Note that this does not make the script any worse. If you need to do actual string manipulation on the input data, you switch to unicode manipulation in 2.x and 3.x. But in that case, you also want your script to support a -- charset parameter, so it does about as much work on 2.x as it does on 3.x. It's just much worse on 3.x, you need to build the binary standard output on 2.x that you don't need.

But you're wrong

I was obviously wrong. I was told this:

I suffer because I don't think like a beginner, and the new unicode system will be more beginner friendly I don't think about how much Windows users and the new text model will improve Windows users The problem is not Python, the problem is the POSIX specification Linux distributions need to start supporting c.u.tf-8 because they have been blocked in the past The problem is that SSH is sending the wrong encoding. SSH needs to fix this. The real problem with the large number of unicode errors in Python3 is that people assume that Python3 made the right decision without passing an explicit code. I work with broken code, which is obviously harder in Python3. I should be working on Python3 instead of complaining on twitter and blogs You create problems where there are no problems. It's good to have everyone fix their environment and code anything. This is a user problem. Java has had this problem for years, which is fine with developers.
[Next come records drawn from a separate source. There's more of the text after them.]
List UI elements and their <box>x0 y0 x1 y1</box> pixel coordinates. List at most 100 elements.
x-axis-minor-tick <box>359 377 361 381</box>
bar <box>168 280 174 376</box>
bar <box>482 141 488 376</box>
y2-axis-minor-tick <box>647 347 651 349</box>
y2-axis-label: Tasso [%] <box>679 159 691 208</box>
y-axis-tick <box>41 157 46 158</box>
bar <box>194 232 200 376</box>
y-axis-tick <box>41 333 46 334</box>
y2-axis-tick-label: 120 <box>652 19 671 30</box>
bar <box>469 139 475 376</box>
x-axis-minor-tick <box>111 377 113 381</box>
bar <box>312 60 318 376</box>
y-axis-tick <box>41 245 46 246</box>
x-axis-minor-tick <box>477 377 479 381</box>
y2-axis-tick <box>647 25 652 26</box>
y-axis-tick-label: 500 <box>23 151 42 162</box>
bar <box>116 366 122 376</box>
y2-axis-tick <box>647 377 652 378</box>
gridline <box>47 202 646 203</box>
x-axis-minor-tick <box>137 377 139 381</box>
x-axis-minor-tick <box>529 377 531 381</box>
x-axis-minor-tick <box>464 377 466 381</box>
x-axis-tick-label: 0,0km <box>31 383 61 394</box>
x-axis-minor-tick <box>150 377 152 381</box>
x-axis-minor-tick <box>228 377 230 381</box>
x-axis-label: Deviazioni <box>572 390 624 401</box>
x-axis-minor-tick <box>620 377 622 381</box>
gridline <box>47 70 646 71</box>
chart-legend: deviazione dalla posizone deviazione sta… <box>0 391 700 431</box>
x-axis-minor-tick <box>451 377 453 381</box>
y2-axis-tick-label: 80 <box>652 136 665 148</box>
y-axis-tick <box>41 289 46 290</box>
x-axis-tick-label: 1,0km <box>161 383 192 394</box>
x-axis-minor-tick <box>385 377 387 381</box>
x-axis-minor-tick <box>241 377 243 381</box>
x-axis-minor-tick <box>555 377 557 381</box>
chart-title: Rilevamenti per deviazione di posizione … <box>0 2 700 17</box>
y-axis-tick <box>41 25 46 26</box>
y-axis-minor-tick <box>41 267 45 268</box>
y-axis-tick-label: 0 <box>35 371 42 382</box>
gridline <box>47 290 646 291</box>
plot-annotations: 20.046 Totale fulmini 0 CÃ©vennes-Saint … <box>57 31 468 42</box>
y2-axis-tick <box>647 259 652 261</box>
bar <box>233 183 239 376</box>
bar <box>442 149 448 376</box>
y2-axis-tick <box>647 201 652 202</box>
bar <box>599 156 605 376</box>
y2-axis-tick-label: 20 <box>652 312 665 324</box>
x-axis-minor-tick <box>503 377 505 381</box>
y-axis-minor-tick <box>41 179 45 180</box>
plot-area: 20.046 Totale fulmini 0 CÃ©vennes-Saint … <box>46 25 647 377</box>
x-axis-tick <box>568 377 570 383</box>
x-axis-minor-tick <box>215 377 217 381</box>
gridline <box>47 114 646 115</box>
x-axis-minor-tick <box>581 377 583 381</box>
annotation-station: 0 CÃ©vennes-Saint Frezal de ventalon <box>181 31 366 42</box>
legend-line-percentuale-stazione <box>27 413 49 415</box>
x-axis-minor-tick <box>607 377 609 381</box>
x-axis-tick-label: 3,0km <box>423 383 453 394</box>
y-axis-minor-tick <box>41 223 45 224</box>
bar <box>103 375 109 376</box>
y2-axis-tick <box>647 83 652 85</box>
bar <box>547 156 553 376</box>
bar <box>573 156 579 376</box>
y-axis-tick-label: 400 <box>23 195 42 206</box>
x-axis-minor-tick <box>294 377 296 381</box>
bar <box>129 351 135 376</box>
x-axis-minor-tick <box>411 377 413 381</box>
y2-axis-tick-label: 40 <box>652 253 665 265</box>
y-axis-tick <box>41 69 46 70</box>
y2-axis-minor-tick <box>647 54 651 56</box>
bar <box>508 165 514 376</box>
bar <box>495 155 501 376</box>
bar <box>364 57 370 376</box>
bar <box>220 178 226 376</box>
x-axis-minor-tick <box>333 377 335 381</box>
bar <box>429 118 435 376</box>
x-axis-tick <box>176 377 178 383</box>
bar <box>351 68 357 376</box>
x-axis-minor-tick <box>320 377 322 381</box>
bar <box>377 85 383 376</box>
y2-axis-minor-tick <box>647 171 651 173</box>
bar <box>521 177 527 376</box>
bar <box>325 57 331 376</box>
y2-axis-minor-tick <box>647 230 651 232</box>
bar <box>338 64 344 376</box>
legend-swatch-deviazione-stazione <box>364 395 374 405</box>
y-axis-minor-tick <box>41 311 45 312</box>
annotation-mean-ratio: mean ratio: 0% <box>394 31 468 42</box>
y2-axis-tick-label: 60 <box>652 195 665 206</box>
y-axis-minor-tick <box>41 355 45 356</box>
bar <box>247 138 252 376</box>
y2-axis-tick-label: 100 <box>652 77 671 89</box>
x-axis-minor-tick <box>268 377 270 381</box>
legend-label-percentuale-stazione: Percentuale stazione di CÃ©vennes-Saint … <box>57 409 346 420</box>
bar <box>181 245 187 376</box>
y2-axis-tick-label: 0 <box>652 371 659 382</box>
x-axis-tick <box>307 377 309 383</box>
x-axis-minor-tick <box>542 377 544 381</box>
You know what? I stopped complaining when I was working on HTTP because I accepted the idea that a bunch of problems with HTTP/WSGI were common to people. But what do you know? The same problem applies in situations like Hello World. Maybe I should give up on getting a library with high quality unicode support and leave it at that.

I can argue against that, but in the end it doesn't matter. If Python3 were the only Python language I used, I would solve all my problems and develop with it. There's another perfect language called Python2, which has a much larger user base, and the user base is pretty solid. I was very depressed.

Python3 may be powerful enough to start UNIX going the way of Windows: unicode is used in many places, but I doubt it.

The more likely thing is that people are still using Python2 and doing something really bad with Python3. Or they use Go. The language USES a model very similar to Python2: everything is a byte string. And assume that the encoding is utf-8. That's all.